You have a right to restriction of processing by the data controllers (in accordance with Art. 18 GDPR). The controllers will ensure that, in the event of restriction, data is only accessible to those persons who absolutely need to see the data. For this purpose, they may use the means of pseudonymisation and anonymisation.
You have the right to object to this processing (in accordance with Art. 21 GDPR). You can object to the further use of the data. This can only take effect in the future. The right to object is not an automatic obligation for the data controller to delete the data. If the data controllers have storage obligations for other reasons, they will consider this and inform you.
You have a right to data portability (in accordance with Art. 20 GDPR). You have a right to receive data that you have written yourself in an electronic format that can be used elsewhere. The right is limited to data that may not be transferred to another body or that affect the rights of others, e.g. copyright.
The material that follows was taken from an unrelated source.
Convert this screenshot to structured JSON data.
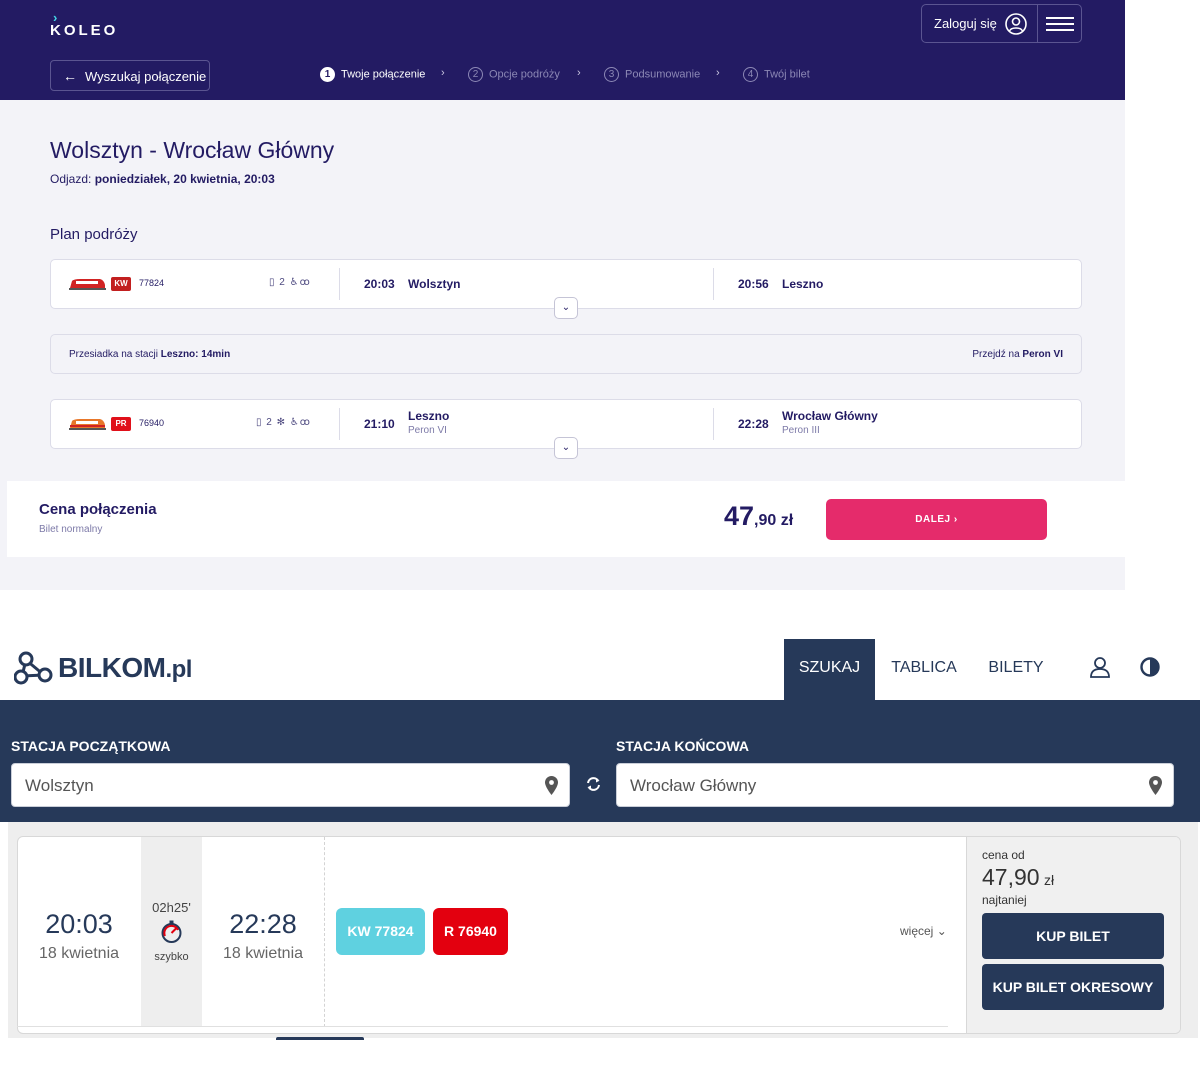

You also have the right to lodge a complaint with a supervisory authority (pursuant to Art. 77 GDPR). In the event of a breach of legal provisions for the protection of data stored about you, you can contact the competent supervisory authority. (State commissioner for data protection and for the right to inspect files, www.lda.brandenburg.de).

Please first contact the processing agency, the person responsible or the official data protection officer at the University of Applied Sciences Potsdam (see point 2). In most cases, this will help to clarify questions and resolve complaints.